POURQUOI, en France, l’américanisation a-t-elle rencontré plus d’obstacles qu’ailleurs, avant de finalement s’imposer, fût-ce de manière parcellaire ? La question, ne pouvait qu’intéresser l’historien américain Richard Kuisel, qui, il y a treize ans, avait publié une remarquable étude sur les relations entre le capitalisme et l’Etat en France (1). Son nouvel ouvrage s’efforce donc d’y répondre, mélange étrange de conclusions pénétrantes et de propos caricaturaux, d’évocations passionnantes et de parti pris polémiques (2).
L’un des mérites du livre solidement documenté de Richard Kuisel est de nous rappeler que les analystes français des Etats-Unis les plus en vogue ont en général réfléchi des regards peu amènes sur leur propre pays : dynamisme économique insuffisant (Jean-Jacques Servan-Schreiber), rigidités administratives (Michel Crozier), conformisme culturel (Edgar Morin). Leur remède ? Se moderniser - s’américaniser - pour ne pas devenir américain...
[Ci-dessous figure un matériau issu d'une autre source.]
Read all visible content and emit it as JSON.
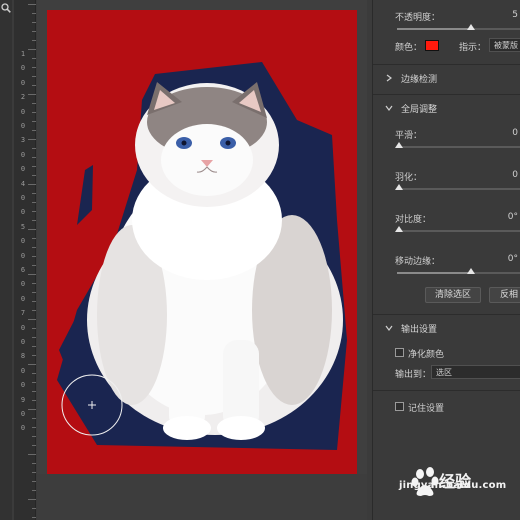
{
  "ruler": {
    "labels": [
      "1",
      "0",
      "0",
      "2",
      "0",
      "0",
      "3",
      "0",
      "0",
      "4",
      "0",
      "0",
      "5",
      "0",
      "0",
      "6",
      "0",
      "0",
      "7",
      "0",
      "0",
      "8",
      "0",
      "0",
      "9",
      "0",
      "0"
    ]
  },
  "panel": {
    "opacity_label": "不透明度：",
    "opacity_value": "5",
    "opacity_level": 0.6,
    "color_label": "颜色：",
    "color_hex": "#ff1a0d",
    "indicate_label": "指示：",
    "indicate_value": "被蒙版",
    "edge_detection_title": "边缘检测",
    "global_refine_title": "全局调整",
    "smooth_label": "平滑：",
    "smooth_value": "0",
    "feather_label": "羽化：",
    "feather_value": "0",
    "contrast_label": "对比度：",
    "contrast_value": "0°",
    "shift_edge_label": "移动边缘：",
    "shift_edge_value": "0°",
    "shift_edge_level": 0.6,
    "clear_selection_label": "清除选区",
    "invert_label": "反相",
    "output_settings_title": "输出设置",
    "decontaminate_label": "净化颜色",
    "output_to_label": "输出到：",
    "output_to_value": "选区",
    "remember_label": "记住设置"
  },
  "watermark": {
    "brand": "经验",
    "url": "jingyan.baidu.com"
  },
  "colors": {
    "canvas_red": "#b40d12",
    "overlay_navy": "#1a2550"
  }
}
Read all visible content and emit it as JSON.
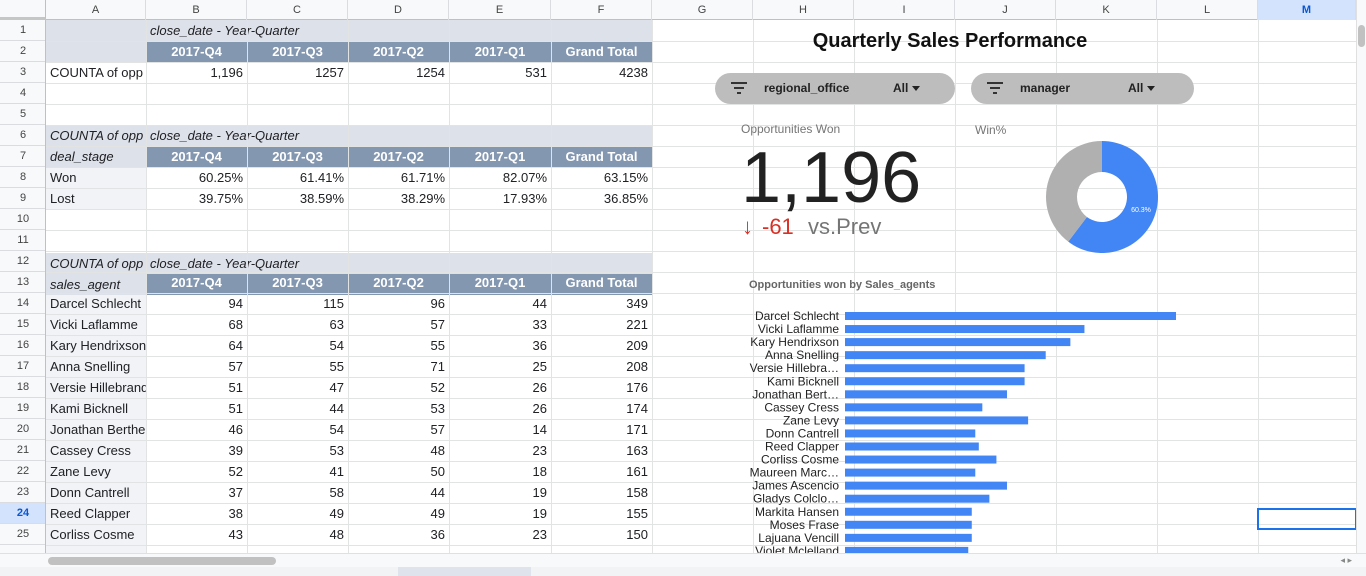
{
  "columns": [
    "A",
    "B",
    "C",
    "D",
    "E",
    "F",
    "G",
    "H",
    "I",
    "J",
    "K",
    "L",
    "M"
  ],
  "selected_column": "M",
  "rows": [
    "1",
    "2",
    "3",
    "4",
    "5",
    "6",
    "7",
    "8",
    "9",
    "10",
    "11",
    "12",
    "13",
    "14",
    "15",
    "16",
    "17",
    "18",
    "19",
    "20",
    "21",
    "22",
    "23",
    "24",
    "25"
  ],
  "selected_row": "24",
  "pivot1": {
    "col_field": "close_date - Year-Quarter",
    "headers": [
      "2017-Q4",
      "2017-Q3",
      "2017-Q2",
      "2017-Q1",
      "Grand Total"
    ],
    "row_label": "COUNTA of opp",
    "values": [
      "1,196",
      "1257",
      "1254",
      "531",
      "4238"
    ]
  },
  "pivot2": {
    "value_field": "COUNTA of opp",
    "col_field": "close_date - Year-Quarter",
    "row_field": "deal_stage",
    "headers": [
      "2017-Q4",
      "2017-Q3",
      "2017-Q2",
      "2017-Q1",
      "Grand Total"
    ],
    "rows": [
      {
        "label": "Won",
        "values": [
          "60.25%",
          "61.41%",
          "61.71%",
          "82.07%",
          "63.15%"
        ]
      },
      {
        "label": "Lost",
        "values": [
          "39.75%",
          "38.59%",
          "38.29%",
          "17.93%",
          "36.85%"
        ]
      }
    ]
  },
  "pivot3": {
    "value_field": "COUNTA of opp",
    "col_field": "close_date - Year-Quarter",
    "row_field": "sales_agent",
    "headers": [
      "2017-Q4",
      "2017-Q3",
      "2017-Q2",
      "2017-Q1",
      "Grand Total"
    ],
    "rows": [
      {
        "label": "Darcel Schlecht",
        "values": [
          "94",
          "115",
          "96",
          "44",
          "349"
        ]
      },
      {
        "label": "Vicki Laflamme",
        "values": [
          "68",
          "63",
          "57",
          "33",
          "221"
        ]
      },
      {
        "label": "Kary Hendrixson",
        "values": [
          "64",
          "54",
          "55",
          "36",
          "209"
        ]
      },
      {
        "label": "Anna Snelling",
        "values": [
          "57",
          "55",
          "71",
          "25",
          "208"
        ]
      },
      {
        "label": "Versie Hillebrand",
        "values": [
          "51",
          "47",
          "52",
          "26",
          "176"
        ]
      },
      {
        "label": "Kami Bicknell",
        "values": [
          "51",
          "44",
          "53",
          "26",
          "174"
        ]
      },
      {
        "label": "Jonathan Berthelot",
        "values": [
          "46",
          "54",
          "57",
          "14",
          "171"
        ]
      },
      {
        "label": "Cassey Cress",
        "values": [
          "39",
          "53",
          "48",
          "23",
          "163"
        ]
      },
      {
        "label": "Zane Levy",
        "values": [
          "52",
          "41",
          "50",
          "18",
          "161"
        ]
      },
      {
        "label": "Donn Cantrell",
        "values": [
          "37",
          "58",
          "44",
          "19",
          "158"
        ]
      },
      {
        "label": "Reed Clapper",
        "values": [
          "38",
          "49",
          "49",
          "19",
          "155"
        ]
      },
      {
        "label": "Corliss Cosme",
        "values": [
          "43",
          "48",
          "36",
          "23",
          "150"
        ]
      }
    ]
  },
  "dashboard": {
    "title": "Quarterly Sales Performance",
    "filters": [
      {
        "label": "regional_office",
        "value": "All"
      },
      {
        "label": "manager",
        "value": "All"
      }
    ],
    "kpi": {
      "label": "Opportunities Won",
      "value": "1,196",
      "arrow": "↓",
      "delta": "-61",
      "comparison": "vs.Prev"
    },
    "win_label": "Win%",
    "bar_title": "Opportunities won by Sales_agents"
  },
  "colors": {
    "pivot_header": "#8497b0",
    "pivot_subheader": "#dde1ea",
    "chart_blue": "#4285f4",
    "donut_grey": "#b0b0b0",
    "negative": "#d93025"
  },
  "chart_data": [
    {
      "type": "pie",
      "title": "",
      "labels": [
        "Won",
        ""
      ],
      "values": [
        60.3,
        39.7
      ],
      "slice_label": "60.3%",
      "donut": true
    },
    {
      "type": "bar",
      "orientation": "horizontal",
      "title": "Opportunities won by Sales_agents",
      "categories": [
        "Darcel Schlecht",
        "Vicki Laflamme",
        "Kary Hendrixson",
        "Anna Snelling",
        "Versie Hillebra…",
        "Kami Bicknell",
        "Jonathan Bert…",
        "Cassey Cress",
        "Zane Levy",
        "Donn Cantrell",
        "Reed Clapper",
        "Corliss Cosme",
        "Maureen Marc…",
        "James Ascencio",
        "Gladys Colclo…",
        "Markita Hansen",
        "Moses Frase",
        "Lajuana Vencill",
        "Violet Mclelland"
      ],
      "values": [
        94,
        68,
        64,
        57,
        51,
        51,
        46,
        39,
        52,
        37,
        38,
        43,
        37,
        46,
        41,
        36,
        36,
        36,
        35
      ],
      "xlim": [
        0,
        100
      ]
    }
  ]
}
Mais Richard Kuisel va beaucoup plus loin que ces Français séduits par les Etats-Unis. Donnant la preuve de sa propre disposition à l’ethnocentrisme, il ne parvient pas à apprécier sans malveillance la volonté française d’indépendance. Pour lui, il ne s’agirait là que d’une vieillerie idéologique, d’une marque d’ingratitude ("le peuple libéré excommunie ses libérateurs") , d’une « jalousie devant les succès économiques » des Etats-Unis, d’une crispation identitaire prélude à la xénophobie antimaghrébine d’aujourd’hui. Sa définition de l’anti-américanisme en devient tellement extravagante qu’on la relit pour y chercher, en vain, une quelconque trace d’ironie. Ainsi, de Gaulle aurait été « anti-américain » parce que, à la fois, « sentimentalement éloigné de l’American way of life » et disposé à « se battre sans relâche pour mettre un terme à un ordre international construit par et pour l’Amérique »...
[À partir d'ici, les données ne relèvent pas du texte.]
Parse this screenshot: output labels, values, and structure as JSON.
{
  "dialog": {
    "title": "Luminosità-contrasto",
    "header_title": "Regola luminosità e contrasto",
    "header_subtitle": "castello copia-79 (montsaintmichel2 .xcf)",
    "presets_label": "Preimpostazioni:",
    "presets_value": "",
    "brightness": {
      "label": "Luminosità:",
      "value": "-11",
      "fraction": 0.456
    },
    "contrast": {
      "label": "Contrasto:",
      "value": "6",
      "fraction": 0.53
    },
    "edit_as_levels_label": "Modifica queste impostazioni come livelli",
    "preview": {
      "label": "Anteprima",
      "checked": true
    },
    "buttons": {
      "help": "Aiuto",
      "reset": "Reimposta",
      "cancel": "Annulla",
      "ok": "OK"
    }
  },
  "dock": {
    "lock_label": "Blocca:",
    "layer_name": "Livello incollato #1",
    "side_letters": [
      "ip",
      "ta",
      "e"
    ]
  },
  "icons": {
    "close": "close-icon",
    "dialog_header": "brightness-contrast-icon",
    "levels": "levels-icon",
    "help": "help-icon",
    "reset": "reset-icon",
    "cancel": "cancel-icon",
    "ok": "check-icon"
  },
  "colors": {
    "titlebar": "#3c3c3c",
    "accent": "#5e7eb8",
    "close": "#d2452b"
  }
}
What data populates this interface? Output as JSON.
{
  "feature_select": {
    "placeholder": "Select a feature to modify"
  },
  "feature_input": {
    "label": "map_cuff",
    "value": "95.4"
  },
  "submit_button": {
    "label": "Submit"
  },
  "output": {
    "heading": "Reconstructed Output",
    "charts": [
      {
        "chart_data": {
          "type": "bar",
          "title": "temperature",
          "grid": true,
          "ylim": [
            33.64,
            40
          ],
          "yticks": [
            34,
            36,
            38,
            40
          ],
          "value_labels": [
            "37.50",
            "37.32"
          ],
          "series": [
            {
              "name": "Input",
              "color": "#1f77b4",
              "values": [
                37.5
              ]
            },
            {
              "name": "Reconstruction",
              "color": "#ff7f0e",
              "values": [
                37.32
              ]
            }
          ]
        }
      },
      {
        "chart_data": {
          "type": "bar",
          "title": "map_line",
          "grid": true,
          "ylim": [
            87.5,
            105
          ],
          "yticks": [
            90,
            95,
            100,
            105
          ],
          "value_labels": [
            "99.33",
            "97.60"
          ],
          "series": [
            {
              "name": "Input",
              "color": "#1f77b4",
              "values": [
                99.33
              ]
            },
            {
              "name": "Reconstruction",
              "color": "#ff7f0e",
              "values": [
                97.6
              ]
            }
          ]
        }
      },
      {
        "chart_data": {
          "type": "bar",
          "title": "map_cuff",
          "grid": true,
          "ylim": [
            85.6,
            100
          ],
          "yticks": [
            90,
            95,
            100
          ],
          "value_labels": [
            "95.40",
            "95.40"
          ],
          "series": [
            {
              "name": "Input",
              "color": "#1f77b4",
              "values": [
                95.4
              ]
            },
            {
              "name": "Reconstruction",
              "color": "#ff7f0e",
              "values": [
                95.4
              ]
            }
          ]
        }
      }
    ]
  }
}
Des facéties typographiques ajoutent au sentiment de parti-pris : le syndicat Force ouvrière, créé grâce aux subsides américains, est - sans doute pour bien le distinguer de la CGT - qualifié de syndicat libre sans guillemets alors que ceux-ci retrouvent tout leur usage pour qualifier d’ « impérialiste » la guerre - américaine - du Vietnam. Des événements historiques (accords Blum-Byrnes en 1946, départ des ministres communistes en 1947) sont interprétés avec tant de bienveillance pour les Etats-Unis que la suspicion s’installe. Enfin, venant d’un auteur de cette qualité, la facilité consistant à assimiler les propos « anti-américains » des intellectuels français à une mode née à Saint-Germain-des-Prés est un peu surprenante.
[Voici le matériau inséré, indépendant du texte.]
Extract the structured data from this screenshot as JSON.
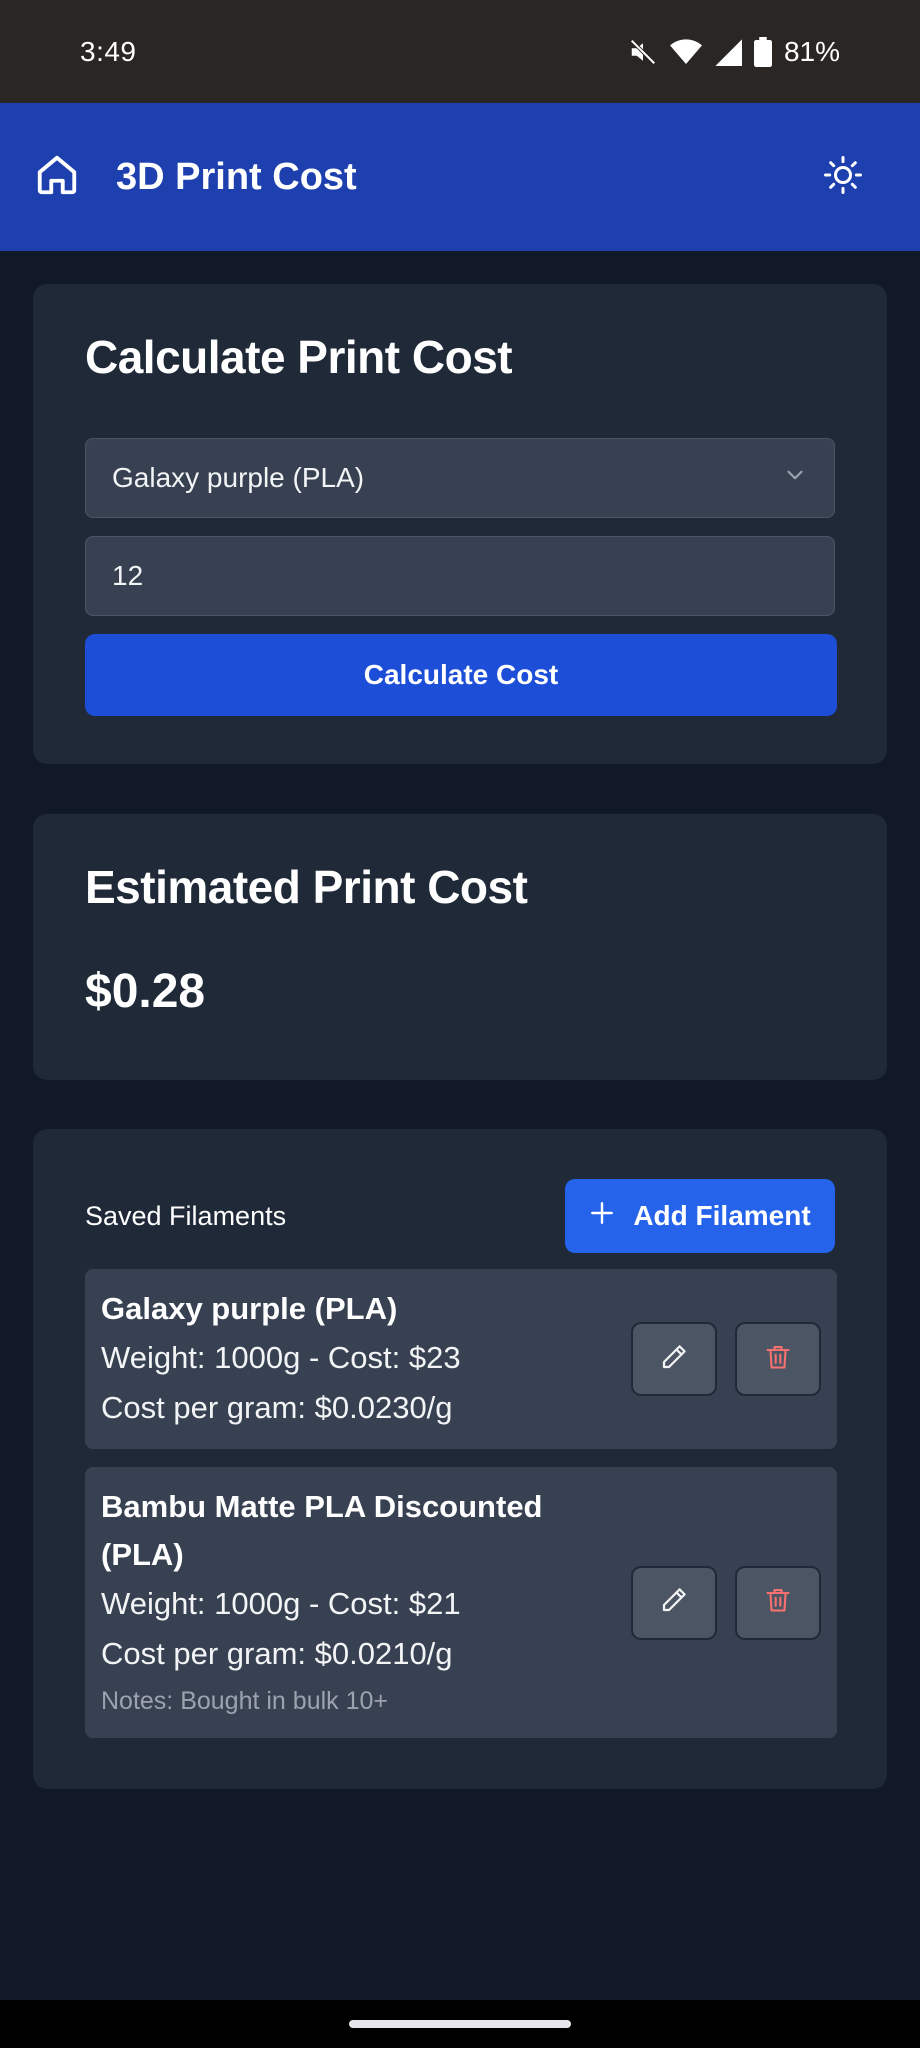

Toutefois, sur des sujets comme l’aide Marshall, les missions d’étude françaises aux Etats-Unis, les investissements américains en Europe, la rupture progressive en France de l’assimilation entre américanisation et société de consommation, les informations apportées par Richard Kuisel sont aussi précieuses que subtiles. Et que dire des pages passionnantes consacrées à l’installation de Coca-Cola en France, à cette guerre de cinq ans (1948-1953) lors de laquelle Parti communiste, producteurs de vins et ministère des finances se retrouvent, côte à côte, contre la multinationale, l’ambassade des Etats-Unis et une presse américaine qui associe aussitôt la lutte contre le marxisme aux vertus de Coca-Cola : « Les sombres principes de la révolution peuvent être débattus autour d’une bouteille de vodka ou, à la rigueur, de whisky. Mais il est impossible d’imaginer que deux révolutionnaires commanderaient des verres de Coca pour célébrer l’effondrement du capitalisme. » Désormais, la firme d’Atlanta dort tranquille.